Re: best method to perform operations on word lists




Bart Van der Donck schrieb:

Francois Massion wrote:

Well, the issue is really a matter of pragmatism. If I do the work
manually or with some VBA macros it will take ages. The situation I am
trying to address is not so uncommon to people working on glossary
issues. Therefore I am trying to find a language-independant solution
which works, say, for 90% of the words.

If you can afford such an error margin, here is a brute approach:

#!perl
use strict; use warnings;
my $list =
"überzeugt
überzeugt,
überzogen
überzogen,
überzogen.
üblich
übliche
üblichen
üblicherweise";
my @terms = split /\n/, $list;
my $prev = 'nonesuch584685542256RANOM58544';

This didn't modify the list. Maybe the reason is the $prev definition.

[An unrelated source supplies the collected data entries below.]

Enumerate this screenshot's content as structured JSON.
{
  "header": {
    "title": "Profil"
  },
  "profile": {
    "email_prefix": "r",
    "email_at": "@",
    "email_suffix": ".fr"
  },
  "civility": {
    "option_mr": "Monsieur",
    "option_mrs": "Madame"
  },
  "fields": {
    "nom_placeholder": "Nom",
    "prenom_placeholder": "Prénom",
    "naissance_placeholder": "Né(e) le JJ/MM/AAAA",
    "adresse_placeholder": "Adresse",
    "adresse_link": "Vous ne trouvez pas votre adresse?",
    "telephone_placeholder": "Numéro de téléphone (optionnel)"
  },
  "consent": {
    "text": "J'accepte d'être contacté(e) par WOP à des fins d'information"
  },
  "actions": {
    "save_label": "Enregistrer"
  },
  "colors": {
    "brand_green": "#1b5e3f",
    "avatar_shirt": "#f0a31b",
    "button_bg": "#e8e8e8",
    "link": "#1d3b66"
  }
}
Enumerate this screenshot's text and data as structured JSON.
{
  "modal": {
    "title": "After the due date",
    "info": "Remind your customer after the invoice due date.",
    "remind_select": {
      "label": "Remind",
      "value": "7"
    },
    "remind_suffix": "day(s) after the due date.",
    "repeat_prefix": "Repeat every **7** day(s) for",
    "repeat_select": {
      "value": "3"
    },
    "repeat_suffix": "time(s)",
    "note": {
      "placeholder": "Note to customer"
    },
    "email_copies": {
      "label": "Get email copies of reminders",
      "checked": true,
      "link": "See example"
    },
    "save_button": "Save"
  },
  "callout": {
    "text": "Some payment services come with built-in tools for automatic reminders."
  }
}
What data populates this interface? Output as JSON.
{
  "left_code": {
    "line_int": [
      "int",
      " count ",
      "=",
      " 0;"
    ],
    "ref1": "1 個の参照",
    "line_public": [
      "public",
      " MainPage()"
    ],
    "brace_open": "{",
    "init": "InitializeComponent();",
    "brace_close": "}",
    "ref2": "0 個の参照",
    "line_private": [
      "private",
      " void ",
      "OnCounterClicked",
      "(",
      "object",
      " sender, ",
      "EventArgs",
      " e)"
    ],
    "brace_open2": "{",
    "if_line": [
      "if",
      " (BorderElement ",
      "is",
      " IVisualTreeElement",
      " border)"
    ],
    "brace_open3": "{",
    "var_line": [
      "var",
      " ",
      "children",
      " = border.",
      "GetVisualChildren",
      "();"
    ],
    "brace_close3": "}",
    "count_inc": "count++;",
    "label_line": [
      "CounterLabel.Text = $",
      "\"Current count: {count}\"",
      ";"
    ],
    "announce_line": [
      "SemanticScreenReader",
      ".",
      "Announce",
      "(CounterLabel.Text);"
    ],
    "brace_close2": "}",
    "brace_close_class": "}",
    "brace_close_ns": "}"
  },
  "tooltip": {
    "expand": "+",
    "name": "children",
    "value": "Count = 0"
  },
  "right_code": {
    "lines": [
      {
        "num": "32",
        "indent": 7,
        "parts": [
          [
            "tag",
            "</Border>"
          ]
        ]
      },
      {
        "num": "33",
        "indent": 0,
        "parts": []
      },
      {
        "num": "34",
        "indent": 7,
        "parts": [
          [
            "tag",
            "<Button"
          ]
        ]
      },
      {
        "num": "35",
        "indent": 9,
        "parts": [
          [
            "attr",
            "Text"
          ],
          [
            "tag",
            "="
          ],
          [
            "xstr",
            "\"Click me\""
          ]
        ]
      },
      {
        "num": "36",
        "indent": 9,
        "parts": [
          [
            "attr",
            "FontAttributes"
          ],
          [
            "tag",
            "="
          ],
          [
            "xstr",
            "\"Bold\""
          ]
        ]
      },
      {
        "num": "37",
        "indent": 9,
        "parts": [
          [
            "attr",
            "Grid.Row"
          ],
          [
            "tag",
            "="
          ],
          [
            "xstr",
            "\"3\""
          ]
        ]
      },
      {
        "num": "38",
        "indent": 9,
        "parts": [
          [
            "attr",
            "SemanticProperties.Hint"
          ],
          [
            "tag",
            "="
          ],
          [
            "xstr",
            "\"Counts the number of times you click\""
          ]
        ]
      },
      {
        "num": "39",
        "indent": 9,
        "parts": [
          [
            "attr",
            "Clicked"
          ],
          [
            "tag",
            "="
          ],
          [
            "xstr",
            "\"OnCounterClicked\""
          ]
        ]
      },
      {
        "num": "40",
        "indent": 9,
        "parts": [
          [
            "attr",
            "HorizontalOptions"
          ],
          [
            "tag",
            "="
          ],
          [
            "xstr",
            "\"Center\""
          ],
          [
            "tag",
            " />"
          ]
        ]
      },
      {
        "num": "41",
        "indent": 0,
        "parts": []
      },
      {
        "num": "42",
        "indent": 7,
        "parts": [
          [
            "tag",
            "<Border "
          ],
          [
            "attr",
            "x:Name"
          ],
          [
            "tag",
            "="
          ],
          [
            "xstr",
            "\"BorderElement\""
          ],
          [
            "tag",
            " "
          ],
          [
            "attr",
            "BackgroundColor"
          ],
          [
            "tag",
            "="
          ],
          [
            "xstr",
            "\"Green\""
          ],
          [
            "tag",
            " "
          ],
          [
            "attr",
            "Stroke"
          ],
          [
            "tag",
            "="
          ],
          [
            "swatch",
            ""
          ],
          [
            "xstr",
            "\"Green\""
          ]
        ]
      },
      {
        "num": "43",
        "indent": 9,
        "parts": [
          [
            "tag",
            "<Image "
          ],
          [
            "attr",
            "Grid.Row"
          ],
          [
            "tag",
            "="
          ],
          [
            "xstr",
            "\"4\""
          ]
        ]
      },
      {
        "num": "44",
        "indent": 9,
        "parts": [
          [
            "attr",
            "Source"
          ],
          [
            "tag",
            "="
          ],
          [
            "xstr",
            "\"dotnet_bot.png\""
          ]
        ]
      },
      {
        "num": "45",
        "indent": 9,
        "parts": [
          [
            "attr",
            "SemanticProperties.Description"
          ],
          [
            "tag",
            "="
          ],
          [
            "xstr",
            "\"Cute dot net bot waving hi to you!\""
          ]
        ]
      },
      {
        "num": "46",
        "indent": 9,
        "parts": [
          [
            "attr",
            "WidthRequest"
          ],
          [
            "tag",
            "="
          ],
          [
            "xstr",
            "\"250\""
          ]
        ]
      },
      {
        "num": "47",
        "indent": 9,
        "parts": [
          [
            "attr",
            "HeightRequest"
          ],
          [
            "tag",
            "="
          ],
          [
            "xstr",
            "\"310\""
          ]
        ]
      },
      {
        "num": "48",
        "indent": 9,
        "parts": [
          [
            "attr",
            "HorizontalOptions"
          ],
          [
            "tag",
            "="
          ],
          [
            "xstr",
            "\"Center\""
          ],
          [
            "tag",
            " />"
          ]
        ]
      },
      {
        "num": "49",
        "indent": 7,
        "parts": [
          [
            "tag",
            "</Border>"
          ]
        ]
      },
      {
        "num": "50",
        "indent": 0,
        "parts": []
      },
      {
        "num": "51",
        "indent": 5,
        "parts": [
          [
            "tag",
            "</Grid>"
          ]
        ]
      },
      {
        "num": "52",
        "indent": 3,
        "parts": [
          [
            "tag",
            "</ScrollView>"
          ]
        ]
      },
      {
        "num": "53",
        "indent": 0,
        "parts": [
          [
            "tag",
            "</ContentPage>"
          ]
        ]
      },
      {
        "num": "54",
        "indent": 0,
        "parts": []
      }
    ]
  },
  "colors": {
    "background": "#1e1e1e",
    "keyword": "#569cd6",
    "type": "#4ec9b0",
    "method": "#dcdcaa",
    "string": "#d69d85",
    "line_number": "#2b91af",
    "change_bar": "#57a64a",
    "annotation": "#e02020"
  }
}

s/(\.|,|e|en|e,|en,|e\.|en\.)$// for @terms;

I also tried Dr. Ruud's regex but it would have to be rewritten for
each language. Here a Polish list example:
zeliwa
zeliwa.
zeliwa,
zeliwna
zeliwnej
zeliwny
zeliwo
zelu
zurawia
Zurawie
zuraw


@terms = grep($_ ne $prev && ($prev = $_), sort @terms);
print $_."\n" for @terms;

FWIW,

--
Bart

.